At the South Pole, considered the coldest point on Earth, temperatures are rising fast.
So fast, in fact, that Kyle Clem and other climate researchers began to worry and wonder whether human-driven climate change was playing a bigger role than expected in Antarctica.
Temperature data shows that the desolate region has warmed at three times the global warming rate over the last three decades up through 2018, the South Pole's hottest year on record, the researchers report in a study published Monday in Nature Climate Change. Looking at data from 20 weather stations across Antarctica, the South Pole warming rate was seven times higher than the overall average for the continent.
"The South Pole seemed to be isolated from what was going on across the rest of the world," said Clem, who has focused his research at the Victoria University of Wellington in New Zealand on better understanding the Antarctic climate. "But all of the sudden, it ramps up with rapid warming, some of the strongest warming on the planet."
Clem and his colleagues wanted to explain why the icy continent began warming rapidly after a period of cooling during the 1970s and '80s: was it natural variability? Or was it part of the wider trend of global warming caused by human industrial activity?
The answer, they found, was both.
The South Pole warming is partly connected to naturally rising temperatures in the tropical western Pacific being propelled southward by cyclones in the icy waters of the Weddell Sea, off the Antarctic peninsula.
But that pattern, believed to be part of a multi-decade natural process, explained only some of the warming trend. The rest, the researchers said, was due to human-induced climate change.
"The end result is a massive warming," Clem said, though he acknowledged that it's difficult to determine exactly how much each factor played a part. With temperature records for the South Pole dating back only about 60 years, the region's climate is little understood.
Scientists have known that Pacific weather systems can influence the western Antarctic and the Antarctic peninsula, where rising air and water temperatures already are causing ice to melt. Researchers are closely watching the continent amid concerns that ice loss will lead to higher sea levels worldwide.

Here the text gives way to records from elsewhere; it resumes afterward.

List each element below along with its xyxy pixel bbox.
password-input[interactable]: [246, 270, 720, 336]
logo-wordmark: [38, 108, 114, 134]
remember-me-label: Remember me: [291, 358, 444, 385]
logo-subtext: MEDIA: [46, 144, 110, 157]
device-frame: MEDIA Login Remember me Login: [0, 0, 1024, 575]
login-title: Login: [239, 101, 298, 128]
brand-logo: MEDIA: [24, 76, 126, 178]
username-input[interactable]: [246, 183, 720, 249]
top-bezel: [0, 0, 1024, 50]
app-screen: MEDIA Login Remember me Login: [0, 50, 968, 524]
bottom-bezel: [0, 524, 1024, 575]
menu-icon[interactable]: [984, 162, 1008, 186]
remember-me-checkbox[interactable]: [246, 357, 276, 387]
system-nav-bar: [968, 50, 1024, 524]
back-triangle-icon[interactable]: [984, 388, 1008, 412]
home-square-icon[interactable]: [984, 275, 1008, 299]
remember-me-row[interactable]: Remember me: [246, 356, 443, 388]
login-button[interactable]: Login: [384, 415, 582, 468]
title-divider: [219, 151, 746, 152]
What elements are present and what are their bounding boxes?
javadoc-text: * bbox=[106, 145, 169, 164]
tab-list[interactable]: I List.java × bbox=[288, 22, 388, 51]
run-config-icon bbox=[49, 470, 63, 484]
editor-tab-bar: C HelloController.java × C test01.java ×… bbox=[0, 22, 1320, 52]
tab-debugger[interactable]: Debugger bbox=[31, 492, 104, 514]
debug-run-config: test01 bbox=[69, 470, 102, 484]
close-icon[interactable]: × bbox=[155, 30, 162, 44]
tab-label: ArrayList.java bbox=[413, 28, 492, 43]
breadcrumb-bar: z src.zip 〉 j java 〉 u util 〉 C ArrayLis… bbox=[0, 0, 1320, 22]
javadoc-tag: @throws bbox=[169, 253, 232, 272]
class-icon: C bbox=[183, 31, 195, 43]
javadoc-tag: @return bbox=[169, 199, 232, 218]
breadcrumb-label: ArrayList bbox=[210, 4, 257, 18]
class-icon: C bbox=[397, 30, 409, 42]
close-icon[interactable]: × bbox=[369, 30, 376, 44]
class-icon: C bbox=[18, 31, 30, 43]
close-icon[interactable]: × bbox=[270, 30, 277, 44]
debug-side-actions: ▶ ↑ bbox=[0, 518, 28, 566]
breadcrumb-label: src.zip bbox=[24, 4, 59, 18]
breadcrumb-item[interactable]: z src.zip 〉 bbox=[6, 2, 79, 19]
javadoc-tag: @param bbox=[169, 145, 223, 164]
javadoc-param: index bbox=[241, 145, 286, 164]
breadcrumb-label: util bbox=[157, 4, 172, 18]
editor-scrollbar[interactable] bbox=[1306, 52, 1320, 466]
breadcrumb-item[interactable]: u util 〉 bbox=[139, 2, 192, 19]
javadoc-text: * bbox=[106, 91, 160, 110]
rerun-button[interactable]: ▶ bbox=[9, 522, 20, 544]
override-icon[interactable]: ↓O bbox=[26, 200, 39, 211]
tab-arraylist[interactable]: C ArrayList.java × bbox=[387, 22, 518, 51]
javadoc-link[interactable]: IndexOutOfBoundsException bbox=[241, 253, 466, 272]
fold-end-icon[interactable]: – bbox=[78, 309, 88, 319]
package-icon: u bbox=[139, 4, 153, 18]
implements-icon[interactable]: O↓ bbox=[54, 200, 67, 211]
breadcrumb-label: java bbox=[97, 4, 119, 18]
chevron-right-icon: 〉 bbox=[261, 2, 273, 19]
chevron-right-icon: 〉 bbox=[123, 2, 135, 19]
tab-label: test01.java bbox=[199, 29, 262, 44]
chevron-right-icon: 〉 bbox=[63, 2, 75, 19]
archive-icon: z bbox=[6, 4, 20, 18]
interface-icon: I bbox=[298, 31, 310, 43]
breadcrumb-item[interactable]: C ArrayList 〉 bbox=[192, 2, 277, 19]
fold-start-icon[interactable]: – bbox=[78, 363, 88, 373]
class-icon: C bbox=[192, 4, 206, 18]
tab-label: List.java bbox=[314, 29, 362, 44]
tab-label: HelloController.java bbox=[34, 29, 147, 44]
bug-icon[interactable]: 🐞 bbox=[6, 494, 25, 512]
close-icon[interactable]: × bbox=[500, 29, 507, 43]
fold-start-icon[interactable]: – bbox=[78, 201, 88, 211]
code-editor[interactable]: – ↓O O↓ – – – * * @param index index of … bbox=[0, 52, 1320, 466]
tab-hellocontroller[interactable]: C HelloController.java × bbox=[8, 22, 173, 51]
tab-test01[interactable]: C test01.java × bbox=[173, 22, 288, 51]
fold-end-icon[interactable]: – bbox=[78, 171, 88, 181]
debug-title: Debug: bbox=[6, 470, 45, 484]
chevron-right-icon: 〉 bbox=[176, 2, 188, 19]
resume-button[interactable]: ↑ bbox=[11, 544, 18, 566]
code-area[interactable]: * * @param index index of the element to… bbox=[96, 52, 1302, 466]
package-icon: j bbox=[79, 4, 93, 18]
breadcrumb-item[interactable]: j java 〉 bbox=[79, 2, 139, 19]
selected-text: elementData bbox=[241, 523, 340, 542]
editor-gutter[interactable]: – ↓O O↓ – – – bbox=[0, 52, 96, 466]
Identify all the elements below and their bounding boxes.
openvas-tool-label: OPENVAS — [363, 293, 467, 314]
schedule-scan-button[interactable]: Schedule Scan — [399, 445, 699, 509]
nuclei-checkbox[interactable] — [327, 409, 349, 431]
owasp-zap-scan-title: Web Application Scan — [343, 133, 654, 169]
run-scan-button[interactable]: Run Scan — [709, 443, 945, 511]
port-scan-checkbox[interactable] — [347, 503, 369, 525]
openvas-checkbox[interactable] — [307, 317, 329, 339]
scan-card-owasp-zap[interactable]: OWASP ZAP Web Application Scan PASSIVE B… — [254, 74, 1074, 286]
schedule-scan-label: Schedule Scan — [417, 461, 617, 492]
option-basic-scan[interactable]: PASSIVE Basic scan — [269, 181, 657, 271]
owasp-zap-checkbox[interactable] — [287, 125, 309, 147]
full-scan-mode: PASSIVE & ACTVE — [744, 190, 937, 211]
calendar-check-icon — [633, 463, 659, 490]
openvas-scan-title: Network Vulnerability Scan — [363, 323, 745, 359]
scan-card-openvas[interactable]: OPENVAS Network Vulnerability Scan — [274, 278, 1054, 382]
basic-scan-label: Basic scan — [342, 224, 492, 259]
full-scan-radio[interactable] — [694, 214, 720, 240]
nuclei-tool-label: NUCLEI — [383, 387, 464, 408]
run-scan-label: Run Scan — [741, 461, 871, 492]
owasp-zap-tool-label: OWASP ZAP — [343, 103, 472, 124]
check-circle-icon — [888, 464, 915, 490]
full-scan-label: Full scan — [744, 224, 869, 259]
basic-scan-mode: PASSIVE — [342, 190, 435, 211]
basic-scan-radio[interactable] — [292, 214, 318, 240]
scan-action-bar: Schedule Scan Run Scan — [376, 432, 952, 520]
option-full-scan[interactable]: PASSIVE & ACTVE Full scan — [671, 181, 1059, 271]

What happens closer to the Antarctic coastlines has more influence on this ice melt. But this "significant" new finding that the southernmost point of the globe is also vulnerable to warming was a surprise for Alexandra Isern, head of Antarctic studies for the US National Science Foundation.
"An area of the planet that we felt was very isolated is actually not as isolated as we thought," Isern said.
Still, the South Pole is not yet in any danger of melting.
"These temperature changes are quite striking, but it's still pretty darn cold," said climatologist Julienne Stroeve, who is a professor in Manitoba, Canada, while working for the National Snow and Ice Data Center in Boulder, Colorado.
So far, temperature changes haven't been significant enough "to translate into any mass loss" in the ice at Antarctica's interior, she said.
Temperatures at the South Pole, which sits on an icy plateau a mile and a half above sea level, generally range between minus 50 and minus 20 degrees Celsius (minus 58 and minus 4 Fahrenheit). But the average temperature rose by 1.8 degree C for 30 years up to 2018, the study found. Globally, temperatures rose about 0.5 to 0.6 degree C during that time.
The new study shows that Antarctica is "waking up" to climate change, Stroeve warned. "That, to me, is alarming."